Here is the final solution that I was able to use. I decided to layer a piece of mulberry paper on top of the postcard. The paper was a light peach color which I thought would give the card some nice color and contrast to the iridescent purple ink. I applied a thin coat of ModPodge to the postcard and placed the paper over it. After the paper dried, I Gocco printed the text is basic white. The interesting aspect of the final result is that the text is so faint that it is almost holographic in nature. You don't notice the text until the light hits the card at an angle. The glossy finish of the paint against the matte finish of the paper and card make this effect happen.

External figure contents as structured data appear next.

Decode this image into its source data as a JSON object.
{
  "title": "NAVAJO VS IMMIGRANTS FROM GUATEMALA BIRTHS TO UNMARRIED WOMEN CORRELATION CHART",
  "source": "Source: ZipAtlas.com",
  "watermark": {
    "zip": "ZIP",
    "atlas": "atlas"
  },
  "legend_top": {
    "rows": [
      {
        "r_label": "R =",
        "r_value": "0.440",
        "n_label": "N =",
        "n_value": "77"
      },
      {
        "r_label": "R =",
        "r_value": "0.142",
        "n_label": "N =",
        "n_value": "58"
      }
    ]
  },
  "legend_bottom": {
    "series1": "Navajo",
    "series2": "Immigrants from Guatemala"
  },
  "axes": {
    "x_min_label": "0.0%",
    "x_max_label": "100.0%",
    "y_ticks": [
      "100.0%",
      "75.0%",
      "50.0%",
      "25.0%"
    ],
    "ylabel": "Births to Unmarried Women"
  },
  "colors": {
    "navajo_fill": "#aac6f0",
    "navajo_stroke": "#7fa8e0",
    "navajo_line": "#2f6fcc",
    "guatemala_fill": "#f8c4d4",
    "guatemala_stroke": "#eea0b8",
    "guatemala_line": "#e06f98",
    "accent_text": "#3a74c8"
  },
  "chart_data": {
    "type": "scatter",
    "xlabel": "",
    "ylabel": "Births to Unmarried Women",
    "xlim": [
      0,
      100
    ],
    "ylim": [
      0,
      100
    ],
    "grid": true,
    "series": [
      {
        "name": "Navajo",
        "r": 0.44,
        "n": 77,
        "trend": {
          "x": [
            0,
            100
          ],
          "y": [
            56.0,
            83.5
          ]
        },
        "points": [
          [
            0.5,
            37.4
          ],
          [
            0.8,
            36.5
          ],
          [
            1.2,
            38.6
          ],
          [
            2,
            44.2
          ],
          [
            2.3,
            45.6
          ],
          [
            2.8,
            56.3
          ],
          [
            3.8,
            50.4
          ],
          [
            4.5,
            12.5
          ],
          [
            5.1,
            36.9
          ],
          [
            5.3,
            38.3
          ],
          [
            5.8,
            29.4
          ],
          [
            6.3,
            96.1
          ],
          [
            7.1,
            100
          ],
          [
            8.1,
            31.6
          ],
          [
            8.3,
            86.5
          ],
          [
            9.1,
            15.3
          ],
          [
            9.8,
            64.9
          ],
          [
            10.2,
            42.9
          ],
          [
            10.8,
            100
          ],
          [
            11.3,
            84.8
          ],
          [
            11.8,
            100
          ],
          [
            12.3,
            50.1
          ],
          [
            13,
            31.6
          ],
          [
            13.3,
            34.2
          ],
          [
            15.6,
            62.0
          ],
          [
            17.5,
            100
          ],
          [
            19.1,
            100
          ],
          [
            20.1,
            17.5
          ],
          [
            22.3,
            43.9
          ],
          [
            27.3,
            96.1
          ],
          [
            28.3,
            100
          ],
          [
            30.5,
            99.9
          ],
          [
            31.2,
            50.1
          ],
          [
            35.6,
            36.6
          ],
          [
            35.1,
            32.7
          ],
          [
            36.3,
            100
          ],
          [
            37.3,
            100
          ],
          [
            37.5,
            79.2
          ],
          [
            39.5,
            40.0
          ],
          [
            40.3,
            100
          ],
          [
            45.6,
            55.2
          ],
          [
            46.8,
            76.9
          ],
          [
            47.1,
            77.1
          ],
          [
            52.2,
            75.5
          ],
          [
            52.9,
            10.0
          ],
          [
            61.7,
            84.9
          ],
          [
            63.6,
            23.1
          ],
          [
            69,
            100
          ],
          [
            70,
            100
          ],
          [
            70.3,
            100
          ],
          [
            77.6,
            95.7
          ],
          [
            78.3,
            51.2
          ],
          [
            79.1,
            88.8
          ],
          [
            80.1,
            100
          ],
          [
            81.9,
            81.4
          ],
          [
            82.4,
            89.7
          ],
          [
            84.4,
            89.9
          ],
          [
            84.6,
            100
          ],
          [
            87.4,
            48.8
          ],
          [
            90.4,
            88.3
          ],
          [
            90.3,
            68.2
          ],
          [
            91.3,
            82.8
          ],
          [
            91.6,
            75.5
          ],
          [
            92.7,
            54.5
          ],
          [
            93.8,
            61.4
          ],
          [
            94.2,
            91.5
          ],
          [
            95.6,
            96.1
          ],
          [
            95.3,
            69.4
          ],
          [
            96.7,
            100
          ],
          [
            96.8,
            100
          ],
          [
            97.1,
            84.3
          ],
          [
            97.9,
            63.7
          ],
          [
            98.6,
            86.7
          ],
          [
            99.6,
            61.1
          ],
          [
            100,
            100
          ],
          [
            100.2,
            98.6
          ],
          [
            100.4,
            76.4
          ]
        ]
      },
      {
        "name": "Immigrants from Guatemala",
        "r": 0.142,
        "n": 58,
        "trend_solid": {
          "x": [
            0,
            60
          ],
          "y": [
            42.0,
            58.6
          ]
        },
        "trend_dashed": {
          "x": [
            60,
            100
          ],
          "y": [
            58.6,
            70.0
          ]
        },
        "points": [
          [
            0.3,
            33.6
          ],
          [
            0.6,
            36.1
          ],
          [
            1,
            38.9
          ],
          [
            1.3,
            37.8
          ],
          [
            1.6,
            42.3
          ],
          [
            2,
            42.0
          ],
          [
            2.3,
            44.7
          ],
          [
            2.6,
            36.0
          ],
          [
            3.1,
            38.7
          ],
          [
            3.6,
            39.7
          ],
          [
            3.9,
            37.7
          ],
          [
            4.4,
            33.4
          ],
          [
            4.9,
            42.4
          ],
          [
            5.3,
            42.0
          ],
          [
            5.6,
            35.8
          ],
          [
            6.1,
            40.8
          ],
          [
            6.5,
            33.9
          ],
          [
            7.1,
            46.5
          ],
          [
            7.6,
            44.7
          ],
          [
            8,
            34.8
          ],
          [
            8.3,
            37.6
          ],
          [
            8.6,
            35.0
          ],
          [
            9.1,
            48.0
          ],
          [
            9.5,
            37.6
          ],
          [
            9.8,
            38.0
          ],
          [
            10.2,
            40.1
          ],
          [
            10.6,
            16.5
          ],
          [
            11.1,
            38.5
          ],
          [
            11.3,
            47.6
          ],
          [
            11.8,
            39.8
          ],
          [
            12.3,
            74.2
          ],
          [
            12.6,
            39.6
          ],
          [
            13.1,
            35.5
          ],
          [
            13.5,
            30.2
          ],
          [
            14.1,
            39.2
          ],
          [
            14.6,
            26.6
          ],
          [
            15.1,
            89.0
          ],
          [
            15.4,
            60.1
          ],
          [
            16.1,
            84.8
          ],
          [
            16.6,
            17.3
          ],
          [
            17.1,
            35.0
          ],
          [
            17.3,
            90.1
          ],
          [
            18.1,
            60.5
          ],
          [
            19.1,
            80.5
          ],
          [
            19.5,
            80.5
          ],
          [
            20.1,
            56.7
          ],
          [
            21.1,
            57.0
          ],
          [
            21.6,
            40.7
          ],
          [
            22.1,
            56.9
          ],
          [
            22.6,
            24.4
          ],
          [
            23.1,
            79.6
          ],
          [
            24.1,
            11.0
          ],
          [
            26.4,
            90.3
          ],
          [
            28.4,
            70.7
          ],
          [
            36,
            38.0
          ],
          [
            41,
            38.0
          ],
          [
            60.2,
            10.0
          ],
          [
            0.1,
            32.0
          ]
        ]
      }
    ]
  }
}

I then decided to see what would happen if I put ModPodge over the inked card. What happened was that the holographic nature of the text disappeared because there was no surface differential between the text and paper. In essence, the text gets lost in the glossy coating.
Finally, I decided to see what would happened if there was a colored variation/differential. In other words, would the text show up stronger if the top coating of ModPodge was tinted? So I poured out a small amount of ModPodge and tinted it with orange Dr. Ph. Martin watercolor concentrate. I had never thought about tinting ModPodge before but I figured two water based products should blend.
The tinting changed the overall color of the card which was fine. The holographic aspect of the text still disappeared but the text shows up better in the tinted card. I also had to tint the back of the card with ModPodge because some of the product edged under the card. I am not totally displeased with the results but I still like the holographic effect of the matte card. I will definitely use tinted ModPodge in the future.
The finished card with holographic effect.
The ModPodge layered card (without tinting).
The tinted ModPodge front.
The tinted back of the card.
P.S. the scan is much more yellow than it really appears. The card is really more of an apricot color.